La problématique de la chute des cours du cacao sur le marché international a été au centre de la 88 réunion du Conseil des ministres, présidée vendredi 08 mai 2026 à Kinshasa par Félix Tshisekedi. Face aux inquiétudes croissantes des producteurs et des exportateurs, le Gouvernement congolais a adopté un plan d’action interministériel destiné à protéger la filière cacao et à renforcer sa résilience.

Cette réunion a permis d’évaluer l’évolution récente du marché, notamment l’embellie observée en 2024, lorsque la tonne de cacao avait dépassé les 10 000 dollars américains. Cependant, la baisse actuelle des prix pousse les autorités à accélérer la mise en œuvre de mesures concrètes afin de préserver les revenus des producteurs, soutenir les exportations et encourager la transformation locale.

Une réponse fiscale, structurelle et sécuritaire

Dans le cadre de cette stratégie, le ministère des Finances accordera des allègements fiscaux aux comptoirs qui exportent officiellement le cacao et rapatrient les devises en République démocratique du Congo. Cette mesure vise à encourager les circuits formels de commercialisation et à limiter les pertes liées à la fraude.

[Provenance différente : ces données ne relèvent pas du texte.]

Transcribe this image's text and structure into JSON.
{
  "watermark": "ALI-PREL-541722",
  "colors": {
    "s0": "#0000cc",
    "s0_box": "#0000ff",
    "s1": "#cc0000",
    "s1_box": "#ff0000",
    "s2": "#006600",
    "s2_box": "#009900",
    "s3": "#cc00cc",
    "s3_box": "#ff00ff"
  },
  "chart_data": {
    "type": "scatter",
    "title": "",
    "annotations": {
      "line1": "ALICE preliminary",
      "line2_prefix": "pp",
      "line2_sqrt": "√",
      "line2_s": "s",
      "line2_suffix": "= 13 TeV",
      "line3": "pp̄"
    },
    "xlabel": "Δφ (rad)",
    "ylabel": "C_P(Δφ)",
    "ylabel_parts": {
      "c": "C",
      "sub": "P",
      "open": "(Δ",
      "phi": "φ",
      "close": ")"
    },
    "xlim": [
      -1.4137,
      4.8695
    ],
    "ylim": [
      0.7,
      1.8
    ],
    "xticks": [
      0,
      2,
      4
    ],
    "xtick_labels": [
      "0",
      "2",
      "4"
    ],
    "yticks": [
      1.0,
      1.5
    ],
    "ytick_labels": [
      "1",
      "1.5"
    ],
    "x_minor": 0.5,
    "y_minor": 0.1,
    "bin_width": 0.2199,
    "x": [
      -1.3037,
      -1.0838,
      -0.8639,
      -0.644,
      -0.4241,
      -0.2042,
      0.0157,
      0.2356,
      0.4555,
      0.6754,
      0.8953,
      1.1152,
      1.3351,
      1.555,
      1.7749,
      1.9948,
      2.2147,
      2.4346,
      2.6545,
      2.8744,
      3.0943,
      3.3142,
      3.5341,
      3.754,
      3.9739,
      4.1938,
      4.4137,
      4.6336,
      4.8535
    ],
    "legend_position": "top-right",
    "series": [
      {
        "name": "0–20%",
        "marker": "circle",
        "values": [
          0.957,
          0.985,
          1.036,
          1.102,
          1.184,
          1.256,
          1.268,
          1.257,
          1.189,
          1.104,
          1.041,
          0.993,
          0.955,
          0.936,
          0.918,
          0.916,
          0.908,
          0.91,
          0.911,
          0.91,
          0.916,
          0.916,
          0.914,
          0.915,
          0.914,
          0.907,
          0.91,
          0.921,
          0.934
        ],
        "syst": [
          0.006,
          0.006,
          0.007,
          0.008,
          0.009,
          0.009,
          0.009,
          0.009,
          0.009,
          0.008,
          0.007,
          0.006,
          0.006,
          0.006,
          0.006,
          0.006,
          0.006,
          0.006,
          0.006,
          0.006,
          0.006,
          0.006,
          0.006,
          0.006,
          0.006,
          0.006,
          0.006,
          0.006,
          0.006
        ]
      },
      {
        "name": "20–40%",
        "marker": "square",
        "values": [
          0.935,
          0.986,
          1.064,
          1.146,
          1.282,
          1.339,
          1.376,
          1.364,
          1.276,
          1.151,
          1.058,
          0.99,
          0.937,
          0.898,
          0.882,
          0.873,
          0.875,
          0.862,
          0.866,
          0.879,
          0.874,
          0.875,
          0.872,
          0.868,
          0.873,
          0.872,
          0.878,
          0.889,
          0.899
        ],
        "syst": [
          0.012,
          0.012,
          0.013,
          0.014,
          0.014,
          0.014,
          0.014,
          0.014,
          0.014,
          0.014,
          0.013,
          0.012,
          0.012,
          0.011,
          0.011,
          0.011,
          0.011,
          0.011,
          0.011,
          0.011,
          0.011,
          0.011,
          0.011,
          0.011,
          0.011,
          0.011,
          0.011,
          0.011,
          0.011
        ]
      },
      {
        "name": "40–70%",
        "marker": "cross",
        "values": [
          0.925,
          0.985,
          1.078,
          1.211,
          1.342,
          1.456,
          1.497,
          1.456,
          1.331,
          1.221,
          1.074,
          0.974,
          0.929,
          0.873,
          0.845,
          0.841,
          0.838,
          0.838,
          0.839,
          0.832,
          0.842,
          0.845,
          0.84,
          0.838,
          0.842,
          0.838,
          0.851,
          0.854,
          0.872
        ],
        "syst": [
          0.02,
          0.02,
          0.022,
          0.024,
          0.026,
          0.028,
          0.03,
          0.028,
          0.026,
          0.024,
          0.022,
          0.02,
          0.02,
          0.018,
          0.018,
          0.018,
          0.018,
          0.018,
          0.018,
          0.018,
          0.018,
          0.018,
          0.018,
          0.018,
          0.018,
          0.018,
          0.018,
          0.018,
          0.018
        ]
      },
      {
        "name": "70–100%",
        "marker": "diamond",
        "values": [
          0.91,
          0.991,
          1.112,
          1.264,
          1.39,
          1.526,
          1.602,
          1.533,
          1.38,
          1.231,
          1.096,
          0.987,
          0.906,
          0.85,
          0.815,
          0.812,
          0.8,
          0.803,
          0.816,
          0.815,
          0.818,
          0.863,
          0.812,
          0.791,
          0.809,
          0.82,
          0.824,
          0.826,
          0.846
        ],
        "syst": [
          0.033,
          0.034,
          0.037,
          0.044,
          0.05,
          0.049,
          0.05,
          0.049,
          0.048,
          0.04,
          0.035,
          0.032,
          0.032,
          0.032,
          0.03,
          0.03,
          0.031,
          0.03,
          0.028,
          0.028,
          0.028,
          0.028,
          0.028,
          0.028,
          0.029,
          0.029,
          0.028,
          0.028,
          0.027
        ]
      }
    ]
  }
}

Le secteur agricole bénéficiera également d’un accompagnement renforcé à travers la poursuite de la distribution gratuite de semences améliorées et de bacs de fermentation destinés à accroître le rendement ainsi que la qualité du cacao congolais. Le Gouvernement prévoit aussi la construction d’entrepôts de stockage, de silos et d’infrastructures de conservation afin de réduire les pertes post-récolte.

Dans le domaine du développement rural, les autorités souhaitent organiser les petits producteurs en coopératives solides capables de négocier directement des contrats de vente sans intermédiaires. Cette approche devrait permettre d’améliorer les revenus des cultivateurs et de renforcer leur pouvoir de négociation sur les marchés.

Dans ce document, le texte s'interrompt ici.